La violenza psicologica è diversa da quella fisica, ma non migliore. Vediamo quali sono i sintomi che devono spingere a chiedere aiuto.
Che avvenga in famiglia, con il partner o sul luogo di lavoro, la violenza psicologica si manifesta sempre con il medesimo modus operandi. Le vittime, che spesso non si sentono tali, difficilmente ammettono di vivere in balia di un carnefice. Pertanto, diamo uno sguardo ai sintomi davanti ai quali è bene chiedere aiuto e fuggire a gambe levate.
Violenza psicologica e violenza fisica
Spesso, quando si parla di violenza si pensa esclusivamente a quella fisica. Eppure, anche i maltrattamenti psicologici hanno la medesima importanza. Che avvengano all’interno della famiglia, con il partner o a lavoro, il succo non cambia: sono inammissibili e come tali vanno denunciati. La violenza verbale è costituita da: offese, critiche, accuse, mancanza di rispetto, svalutazione, menzogna, ricatti e controllo della libertà personale. Si tratta di una formula subdola di violenza perché, oltre a non essere visibile, è quasi sempre negata dalle vittime, un po’ come succede quando una donna con un occhio nero si presenta in ospedale e inventa di essere caduta dalle scale. Anche quando si tratta di pressione psicologica, difficilmente la persona che la subisce ammette di vivere immersa in una relazione tossica.
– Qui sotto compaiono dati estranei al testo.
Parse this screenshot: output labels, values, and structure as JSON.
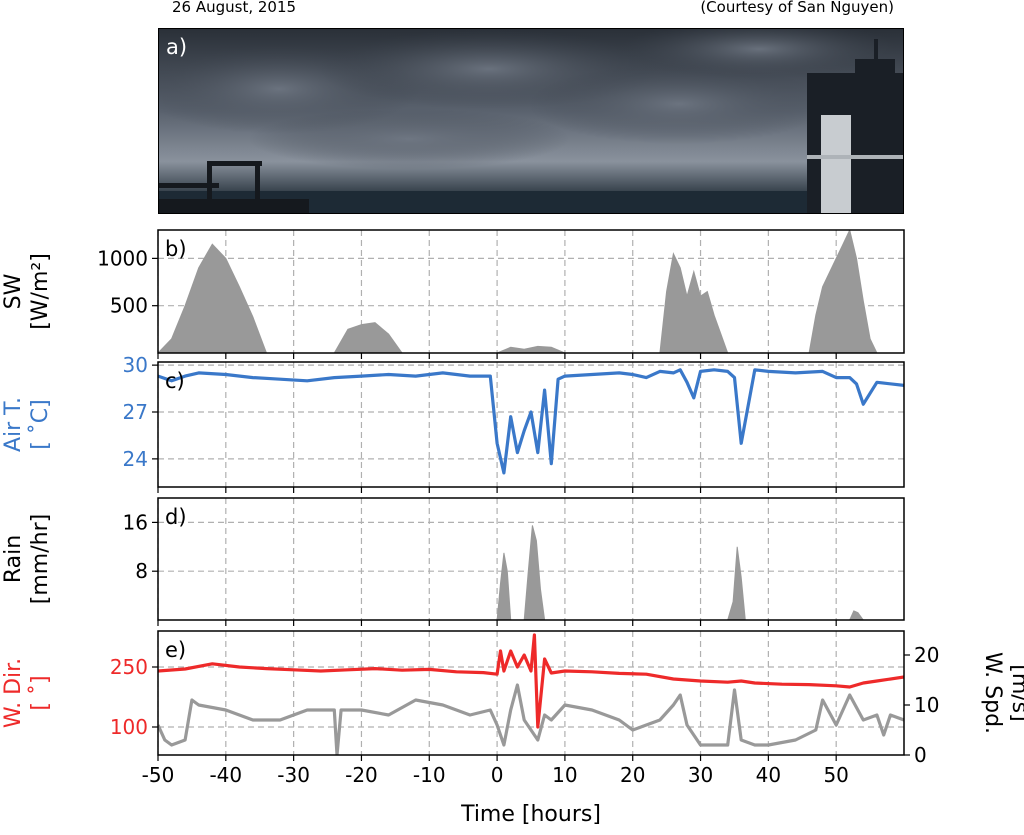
{
  "header": {
    "date": "26 August, 2015",
    "credit": "(Courtesy of San Nguyen)"
  },
  "photo": {
    "panel_label": "a)"
  },
  "colors": {
    "gray": "#999999",
    "blue": "#3a78c9",
    "red": "#ee2a2a",
    "grid": "#b0b0b0"
  },
  "chart_data": [
    {
      "type": "area",
      "panel_label": "b)",
      "ylabel": [
        "SW",
        "[W/m²]"
      ],
      "ylim": [
        0,
        1300
      ],
      "yticks": [
        500,
        1000
      ],
      "xlim": [
        -50,
        60
      ],
      "grid": true,
      "series": [
        {
          "color": "#999999",
          "x": [
            -50,
            -48,
            -46,
            -44,
            -42,
            -40,
            -38,
            -36,
            -34,
            -30,
            -26,
            -24,
            -22,
            -20,
            -18,
            -16,
            -14,
            -12,
            -10,
            -4,
            0,
            2,
            4,
            6,
            8,
            10,
            12,
            20,
            24,
            25,
            26,
            27,
            28,
            29,
            30,
            31,
            32,
            33,
            34,
            36,
            44,
            46,
            47,
            48,
            50,
            51,
            52,
            53,
            54,
            55,
            56,
            58,
            60
          ],
          "y": [
            0,
            150,
            500,
            900,
            1150,
            1000,
            700,
            380,
            0,
            0,
            0,
            0,
            250,
            300,
            320,
            200,
            0,
            0,
            0,
            0,
            0,
            60,
            40,
            70,
            60,
            0,
            0,
            0,
            0,
            650,
            1050,
            900,
            600,
            860,
            600,
            650,
            400,
            200,
            0,
            0,
            0,
            0,
            400,
            700,
            1000,
            1150,
            1300,
            1000,
            550,
            150,
            0,
            0,
            0
          ]
        }
      ]
    },
    {
      "type": "line",
      "panel_label": "c)",
      "ylabel": [
        "Air T.",
        "[ ˚C]"
      ],
      "ylim": [
        22.2,
        30.2
      ],
      "yticks": [
        24,
        27,
        30
      ],
      "xlim": [
        -50,
        60
      ],
      "grid": true,
      "series": [
        {
          "color": "#3a78c9",
          "x": [
            -50,
            -48,
            -46,
            -44,
            -40,
            -36,
            -32,
            -28,
            -24,
            -20,
            -16,
            -12,
            -8,
            -4,
            -1,
            0,
            1,
            2,
            3,
            4,
            5,
            6,
            7,
            8,
            9,
            10,
            14,
            18,
            20,
            22,
            24,
            26,
            27,
            28,
            29,
            30,
            32,
            34,
            35,
            36,
            38,
            40,
            44,
            48,
            50,
            52,
            53,
            54,
            56,
            60
          ],
          "y": [
            29.3,
            29.0,
            29.3,
            29.5,
            29.4,
            29.2,
            29.1,
            29.0,
            29.2,
            29.3,
            29.4,
            29.3,
            29.5,
            29.3,
            29.3,
            25.0,
            23.1,
            26.7,
            24.4,
            25.8,
            27.0,
            24.4,
            28.4,
            23.7,
            29.1,
            29.3,
            29.4,
            29.5,
            29.4,
            29.2,
            29.6,
            29.5,
            29.7,
            28.9,
            27.9,
            29.6,
            29.7,
            29.6,
            29.2,
            25.0,
            29.7,
            29.6,
            29.5,
            29.6,
            29.2,
            29.2,
            28.8,
            27.5,
            28.9,
            28.7
          ]
        }
      ]
    },
    {
      "type": "area",
      "panel_label": "d)",
      "ylabel": [
        "Rain",
        "[mm/hr]"
      ],
      "ylim": [
        0,
        20
      ],
      "yticks": [
        8,
        16
      ],
      "xlim": [
        -50,
        60
      ],
      "grid": true,
      "series": [
        {
          "color": "#999999",
          "x": [
            -50,
            -40,
            -30,
            0,
            0.5,
            1,
            1.5,
            2,
            2.5,
            4,
            4.6,
            5.2,
            5.8,
            6.4,
            7,
            8,
            34,
            34.8,
            35.4,
            36,
            36.6,
            37,
            52,
            52.6,
            53.2,
            54,
            60
          ],
          "y": [
            0,
            0,
            0,
            0,
            6,
            11,
            8,
            0,
            0,
            0,
            8,
            15.5,
            13,
            5,
            0,
            0,
            0,
            3,
            12,
            7,
            0,
            0,
            0,
            1.5,
            1.2,
            0,
            0
          ]
        }
      ]
    },
    {
      "type": "line",
      "panel_label": "e)",
      "ylabel": [
        "W. Dir.",
        "[ ˚]"
      ],
      "ylabel_right": [
        "W. Spd.",
        "[m/s]"
      ],
      "ylim": [
        30,
        340
      ],
      "yticks": [
        100,
        250
      ],
      "ylim_right": [
        0,
        24.8
      ],
      "yticks_right": [
        0,
        10,
        20
      ],
      "xlim": [
        -50,
        60
      ],
      "grid": true,
      "series": [
        {
          "name": "W. Dir.",
          "color": "#ee2a2a",
          "axis": "left",
          "x": [
            -50,
            -46,
            -42,
            -38,
            -34,
            -30,
            -26,
            -22,
            -18,
            -14,
            -10,
            -6,
            -2,
            0,
            0.5,
            1,
            2,
            3,
            4,
            5,
            5.5,
            6,
            7,
            8,
            10,
            14,
            18,
            22,
            26,
            30,
            34,
            36,
            38,
            42,
            46,
            50,
            52,
            54,
            56,
            60
          ],
          "y": [
            240,
            245,
            258,
            250,
            246,
            243,
            240,
            243,
            246,
            242,
            244,
            238,
            236,
            232,
            290,
            240,
            290,
            250,
            280,
            240,
            330,
            100,
            270,
            235,
            240,
            238,
            234,
            232,
            220,
            215,
            212,
            215,
            210,
            207,
            206,
            203,
            200,
            210,
            215,
            225
          ]
        },
        {
          "name": "W. Spd.",
          "color": "#999999",
          "axis": "right",
          "x": [
            -50,
            -49,
            -48,
            -46,
            -45,
            -44,
            -40,
            -36,
            -32,
            -30,
            -28,
            -26,
            -24,
            -23.6,
            -23,
            -20,
            -16,
            -12,
            -8,
            -4,
            -1,
            0,
            1,
            2,
            3,
            4,
            5,
            6,
            7,
            8,
            10,
            14,
            18,
            20,
            22,
            24,
            26,
            27,
            28,
            30,
            32,
            34,
            35,
            36,
            38,
            40,
            44,
            47,
            48,
            50,
            52,
            54,
            56,
            57,
            58,
            60
          ],
          "y": [
            6,
            3,
            2,
            3,
            11,
            10,
            9,
            7,
            7,
            8,
            9,
            9,
            9,
            0,
            9,
            9,
            8,
            11,
            10,
            8,
            9,
            6,
            2,
            9,
            14,
            7,
            5,
            3,
            8,
            7,
            10,
            9,
            7,
            5,
            6,
            7,
            10,
            12,
            6,
            2,
            2,
            2,
            13,
            3,
            2,
            2,
            3,
            5,
            11,
            6,
            12,
            7,
            8,
            4,
            8,
            7
          ]
        }
      ]
    }
  ],
  "xaxis": {
    "label": "Time [hours]",
    "ticks": [
      -50,
      -40,
      -30,
      -20,
      -10,
      0,
      10,
      20,
      30,
      40,
      50
    ]
  }
}
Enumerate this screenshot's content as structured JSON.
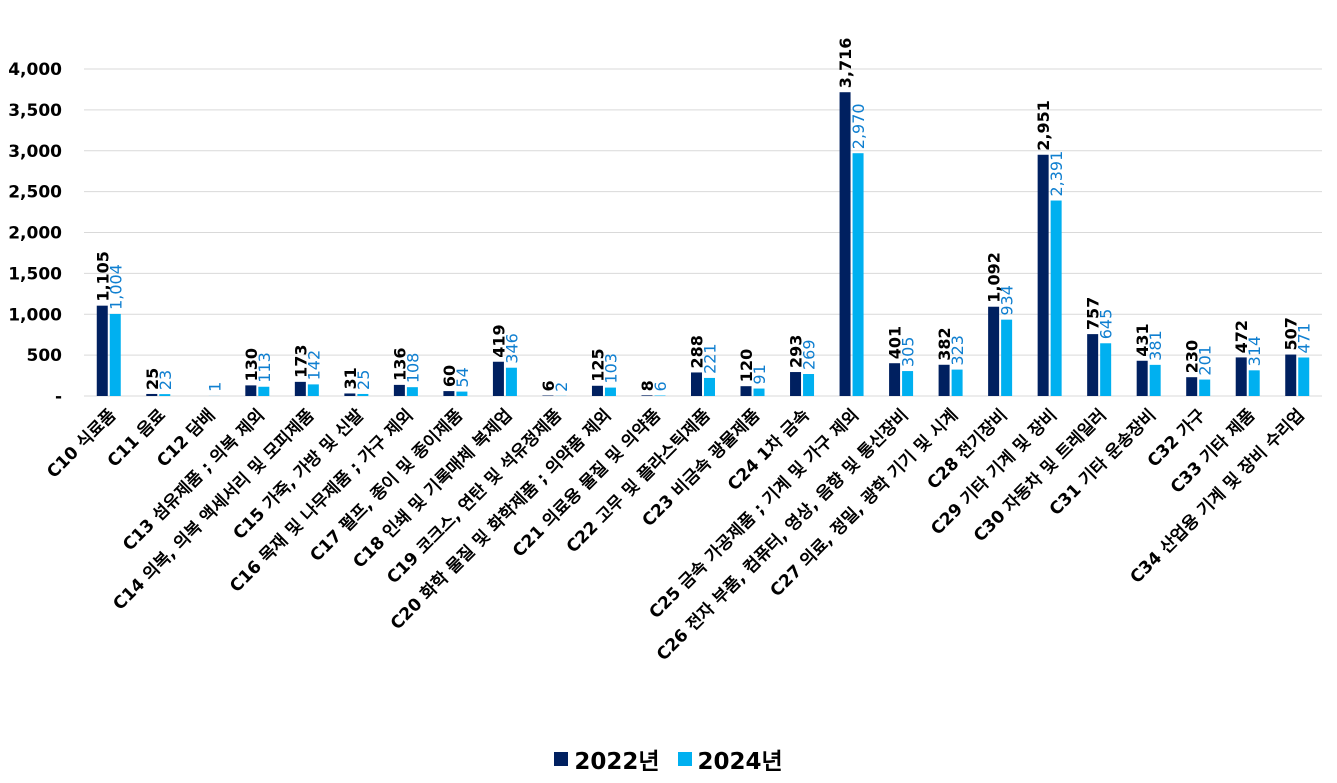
{
  "chart_data": {
    "type": "bar",
    "categories": [
      "C10 식료품",
      "C11 음료",
      "C12 담배",
      "C13 섬유제품 ; 의복 제외",
      "C14 의복, 의복 액세서리 및 모피제품",
      "C15 가죽, 가방 및 신발",
      "C16 목재 및 나무제품 ; 가구 제외",
      "C17 펄프, 종이 및 종이제품",
      "C18 인쇄 및 기록매체 복제업",
      "C19 코크스, 연탄 및 석유정제품",
      "C20 화학 물질 및 화학제품 ; 의약품 제외",
      "C21 의료용 물질 및 의약품",
      "C22 고무 및 플라스틱제품",
      "C23 비금속 광물제품",
      "C24 1차 금속",
      "C25 금속 가공제품 ; 기계 및 가구 제외",
      "C26 전자 부품, 컴퓨터, 영상, 음향 및 통신장비",
      "C27 의료, 정밀, 광학 기기 및 시계",
      "C28 전기장비",
      "C29 기타 기계 및 장비",
      "C30 자동차 및 트레일러",
      "C31 기타 운송장비",
      "C32 가구",
      "C33 기타 제품",
      "C34 산업용 기계 및 장비 수리업"
    ],
    "series": [
      {
        "name": "2022년",
        "color": "#002060",
        "values": [
          1105,
          25,
          0,
          130,
          173,
          31,
          136,
          60,
          419,
          6,
          125,
          8,
          288,
          120,
          293,
          3716,
          401,
          382,
          1092,
          2951,
          757,
          431,
          230,
          472,
          507
        ],
        "labels": [
          "1,105",
          "25",
          "",
          "130",
          "173",
          "31",
          "136",
          "60",
          "419",
          "6",
          "125",
          "8",
          "288",
          "120",
          "293",
          "3,716",
          "401",
          "382",
          "1,092",
          "2,951",
          "757",
          "431",
          "230",
          "472",
          "507"
        ]
      },
      {
        "name": "2024년",
        "color": "#00B0F0",
        "values": [
          1004,
          23,
          1,
          113,
          142,
          25,
          108,
          54,
          346,
          2,
          103,
          6,
          221,
          91,
          269,
          2970,
          305,
          323,
          934,
          2391,
          645,
          381,
          201,
          314,
          471
        ],
        "labels": [
          "1,004",
          "23",
          "1",
          "113",
          "142",
          "25",
          "108",
          "54",
          "346",
          "2",
          "103",
          "6",
          "221",
          "91",
          "269",
          "2,970",
          "305",
          "323",
          "934",
          "2,391",
          "645",
          "381",
          "201",
          "314",
          "471"
        ]
      }
    ],
    "ylim": [
      0,
      4000
    ],
    "yticks": [
      0,
      500,
      1000,
      1500,
      2000,
      2500,
      3000,
      3500,
      4000
    ],
    "ytick_labels": [
      "-",
      "500",
      "1,000",
      "1,500",
      "2,000",
      "2,500",
      "3,000",
      "3,500",
      "4,000"
    ],
    "grid": true,
    "legend_position": "bottom"
  }
}
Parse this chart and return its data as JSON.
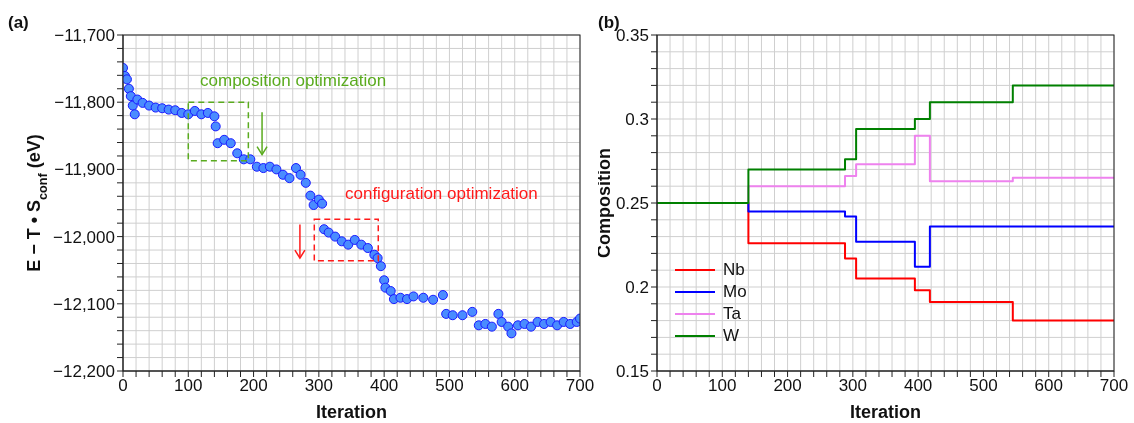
{
  "chart_data": [
    {
      "type": "scatter",
      "title": "(a)",
      "xlabel": "Iteration",
      "ylabel": "E − T • S$_{conf}$ (eV)",
      "color": "#4a8cff",
      "marker": "circle",
      "grid": true,
      "x": [
        0,
        3,
        6,
        9,
        12,
        15,
        18,
        22,
        30,
        40,
        50,
        60,
        70,
        80,
        90,
        100,
        110,
        120,
        130,
        140,
        142,
        145,
        155,
        165,
        175,
        185,
        195,
        205,
        215,
        225,
        235,
        245,
        255,
        265,
        272,
        280,
        287,
        292,
        300,
        305,
        308,
        315,
        325,
        335,
        345,
        355,
        365,
        375,
        385,
        390,
        395,
        400,
        402,
        410,
        415,
        425,
        435,
        445,
        460,
        475,
        490,
        495,
        505,
        520,
        535,
        545,
        555,
        565,
        575,
        580,
        590,
        595,
        605,
        615,
        625,
        635,
        645,
        655,
        665,
        675,
        685,
        695,
        700
      ],
      "values": [
        -11749,
        -11761,
        -11766,
        -11780,
        -11791,
        -11805,
        -11818,
        -11796,
        -11801,
        -11805,
        -11808,
        -11809,
        -11811,
        -11812,
        -11816,
        -11818,
        -11813,
        -11818,
        -11816,
        -11821,
        -11836,
        -11861,
        -11856,
        -11861,
        -11876,
        -11885,
        -11885,
        -11896,
        -11898,
        -11896,
        -11900,
        -11908,
        -11913,
        -11898,
        -11908,
        -11920,
        -11939,
        -11953,
        -11945,
        -11951,
        -11989,
        -11994,
        -12000,
        -12007,
        -12012,
        -12005,
        -12012,
        -12017,
        -12027,
        -12032,
        -12044,
        -12065,
        -12076,
        -12081,
        -12093,
        -12091,
        -12093,
        -12089,
        -12091,
        -12094,
        -12087,
        -12115,
        -12117,
        -12117,
        -12112,
        -12132,
        -12130,
        -12134,
        -12115,
        -12127,
        -12134,
        -12144,
        -12132,
        -12130,
        -12134,
        -12127,
        -12130,
        -12127,
        -12132,
        -12127,
        -12130,
        -12127,
        -12122
      ],
      "xlim": [
        0,
        700
      ],
      "xticks": [
        0,
        {
          "value": 20,
          "label": null
        },
        {
          "value": 40,
          "label": null
        },
        {
          "value": 60,
          "label": null
        },
        {
          "value": 80,
          "label": null
        },
        100,
        {
          "value": 120,
          "label": null
        },
        {
          "value": 140,
          "label": null
        },
        {
          "value": 160,
          "label": null
        },
        {
          "value": 180,
          "label": null
        },
        200,
        {
          "value": 220,
          "label": null
        },
        {
          "value": 240,
          "label": null
        },
        {
          "value": 260,
          "label": null
        },
        {
          "value": 280,
          "label": null
        },
        300,
        {
          "value": 320,
          "label": null
        },
        {
          "value": 340,
          "label": null
        },
        {
          "value": 360,
          "label": null
        },
        {
          "value": 380,
          "label": null
        },
        400,
        {
          "value": 420,
          "label": null
        },
        {
          "value": 440,
          "label": null
        },
        {
          "value": 460,
          "label": null
        },
        {
          "value": 480,
          "label": null
        },
        500,
        {
          "value": 520,
          "label": null
        },
        {
          "value": 540,
          "label": null
        },
        {
          "value": 560,
          "label": null
        },
        {
          "value": 580,
          "label": null
        },
        600,
        {
          "value": 620,
          "label": null
        },
        {
          "value": 640,
          "label": null
        },
        {
          "value": 660,
          "label": null
        },
        {
          "value": 680,
          "label": null
        },
        700
      ],
      "ylim": [
        -12200,
        -11700
      ],
      "yticks": [
        {
          "value": -12200,
          "label": "−12,200"
        },
        {
          "value": -12180,
          "label": null
        },
        {
          "value": -12160,
          "label": null
        },
        {
          "value": -12140,
          "label": null
        },
        {
          "value": -12120,
          "label": null
        },
        {
          "value": -12100,
          "label": "−12,100"
        },
        {
          "value": -12080,
          "label": null
        },
        {
          "value": -12060,
          "label": null
        },
        {
          "value": -12040,
          "label": null
        },
        {
          "value": -12020,
          "label": null
        },
        {
          "value": -12000,
          "label": "−12,000"
        },
        {
          "value": -11980,
          "label": null
        },
        {
          "value": -11960,
          "label": null
        },
        {
          "value": -11940,
          "label": null
        },
        {
          "value": -11920,
          "label": null
        },
        {
          "value": -11900,
          "label": "−11,900"
        },
        {
          "value": -11880,
          "label": null
        },
        {
          "value": -11860,
          "label": null
        },
        {
          "value": -11840,
          "label": null
        },
        {
          "value": -11820,
          "label": null
        },
        {
          "value": -11800,
          "label": "−11,800"
        },
        {
          "value": -11780,
          "label": null
        },
        {
          "value": -11760,
          "label": null
        },
        {
          "value": -11740,
          "label": null
        },
        {
          "value": -11720,
          "label": null
        },
        {
          "value": -11700,
          "label": "−11,700"
        }
      ],
      "annotations": [
        "composition optimization",
        "configuration optimization"
      ]
    },
    {
      "type": "step",
      "title": "(b)",
      "xlabel": "Iteration",
      "ylabel": "Composition",
      "grid": true,
      "legend": "bottom left",
      "x": [
        0,
        140,
        288,
        305,
        395,
        418,
        545,
        700
      ],
      "series": [
        {
          "name": "Nb",
          "color": "#ff0000",
          "values": [
            0.25,
            0.226,
            0.217,
            0.205,
            0.198,
            0.191,
            0.18,
            0.18
          ]
        },
        {
          "name": "Mo",
          "color": "#0000ff",
          "values": [
            0.25,
            0.245,
            0.242,
            0.227,
            0.212,
            0.236,
            0.236,
            0.236
          ]
        },
        {
          "name": "Ta",
          "color": "#ee82ee",
          "values": [
            0.25,
            0.26,
            0.266,
            0.273,
            0.29,
            0.263,
            0.265,
            0.265
          ]
        },
        {
          "name": "W",
          "color": "#008000",
          "values": [
            0.25,
            0.27,
            0.276,
            0.294,
            0.3,
            0.31,
            0.32,
            0.32
          ]
        }
      ],
      "xlim": [
        0,
        700
      ],
      "xticks": [
        0,
        {
          "value": 20,
          "label": null
        },
        {
          "value": 40,
          "label": null
        },
        {
          "value": 60,
          "label": null
        },
        {
          "value": 80,
          "label": null
        },
        100,
        {
          "value": 120,
          "label": null
        },
        {
          "value": 140,
          "label": null
        },
        {
          "value": 160,
          "label": null
        },
        {
          "value": 180,
          "label": null
        },
        200,
        {
          "value": 220,
          "label": null
        },
        {
          "value": 240,
          "label": null
        },
        {
          "value": 260,
          "label": null
        },
        {
          "value": 280,
          "label": null
        },
        300,
        {
          "value": 320,
          "label": null
        },
        {
          "value": 340,
          "label": null
        },
        {
          "value": 360,
          "label": null
        },
        {
          "value": 380,
          "label": null
        },
        400,
        {
          "value": 420,
          "label": null
        },
        {
          "value": 440,
          "label": null
        },
        {
          "value": 460,
          "label": null
        },
        {
          "value": 480,
          "label": null
        },
        500,
        {
          "value": 520,
          "label": null
        },
        {
          "value": 540,
          "label": null
        },
        {
          "value": 560,
          "label": null
        },
        {
          "value": 580,
          "label": null
        },
        600,
        {
          "value": 620,
          "label": null
        },
        {
          "value": 640,
          "label": null
        },
        {
          "value": 660,
          "label": null
        },
        {
          "value": 680,
          "label": null
        },
        700
      ],
      "ylim": [
        0.15,
        0.35
      ],
      "yticks": [
        0.15,
        {
          "value": 0.16,
          "label": null
        },
        {
          "value": 0.17,
          "label": null
        },
        {
          "value": 0.18,
          "label": null
        },
        {
          "value": 0.19,
          "label": null
        },
        0.2,
        {
          "value": 0.21,
          "label": null
        },
        {
          "value": 0.22,
          "label": null
        },
        {
          "value": 0.23,
          "label": null
        },
        {
          "value": 0.24,
          "label": null
        },
        0.25,
        {
          "value": 0.26,
          "label": null
        },
        {
          "value": 0.27,
          "label": null
        },
        {
          "value": 0.28,
          "label": null
        },
        {
          "value": 0.29,
          "label": null
        },
        0.3,
        {
          "value": 0.31,
          "label": null
        },
        {
          "value": 0.32,
          "label": null
        },
        {
          "value": 0.33,
          "label": null
        },
        {
          "value": 0.34,
          "label": null
        },
        0.35
      ]
    }
  ]
}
Violenza psicologica: sintomi
Il carnefice mette in pratica un meccanismo di sopraffazione che, nel tempo, mina il valore personale, il senso di identità, la dignità e l’autostima dell’altra persona. La pressione verbale sulle donne si manifesta con:
- umiliazione e critica: dalla svalutazione del lavoro, degli studi e degli interessi ai commenti negativi sull’abbigliamento, passando per insulti veri e propri alla persona;
- controllo: dagli spostamenti, con la pretesa di una risposta immediata a chiamate o messaggi, a internet, social network, email, messaggi e chiamate. Il tutto per monitorare le interazioni sociali dell’altro. Tendenza a impartire ordini e lezioni su ciò che è giusto fare in diversi ambiti, dall’abbigliamento da indossare ai cibi da mangiare. Da esplosioni di rabbia si passa a momenti di grande affettività e gentilezza che lasciano confusa e disorientata la vittima; gelosia patologica, con tendenza a esercitare un dominio e un possesso nei confronti dell’altro;
- accuse e negazione: tendenza ad attribuire alla vittima la causa della loro rabbia e del loro comportamento, con conseguente destabilizzazione volta a farle credere di essere pazza. Negazione dell’abuso: ogni volta che la vittima prova a lamentarsi del loro trattamento, negheranno o comunque accuseranno lei di aver reagito in modo eccessivo.
- trascuratezza emotiva: tattica del silenzio, con tendenza a interrompere la comunicazione ignorando i tentativi di dialogo; indifferenza nei confronti della sofferenza e del bisogno di aiuto perché giudicato come eccessivo; tendenza a isolare la vittima da tutte le persone vicine (familiari o amici), o mettendole contro facendo appello a una sua instabilità psicologica.
Violenza psicologica familiare: cosa fare
Le violenze psicologiche si manifestano sempre con gli atteggiamenti sopraelencati e possono anche non sfociare mai in violenza fisica. Per questo, il carnefice crede di non fare violenza o comunque di utilizzare una forma di maltrattamento molto diversa da quella fisica. Questi soprusi non sono visibili agli altri, ma entrano con forza nell’anima della vittima. Quest’ultima, non a caso, fa fatica ad ammettere di avere un problema, soprattutto a causa del lavaggio del cervello ricevuto. La persona crede di essere colpevole o meritevole di una simile violenza ed essendo isolata dagli altri non ha modo di capire che in realtà è perfetta così com’è. Pertanto, resta in attesa che il partner cambi e che questa battaglia finisca. Si sente impotente, senza via d’uscita, e manifesta ansia, senso colpa e vergogna che possono sfociare in depressione, disturbi del sonno e disturbo da stress post-traumatico.
La vittima, quindi, si sente colpevole e prova vergona, motivo per cui non riesce a parlarne o a chiedere aiuto. Non solo, sviluppa anche una forte dipendenza nei confronti dell’abusante e, di conseguenza, ne sminuisce il comportamento psicologicamente violento. Per uscire da queste difficili situazioni relazionali la parte più difficile è ammettere e riconoscere che ciò che si sta vivendo è qualcosa di tossico. Per tornare a vivere, però, è necessario chiedere aiuto ad uno psicoterapeuta.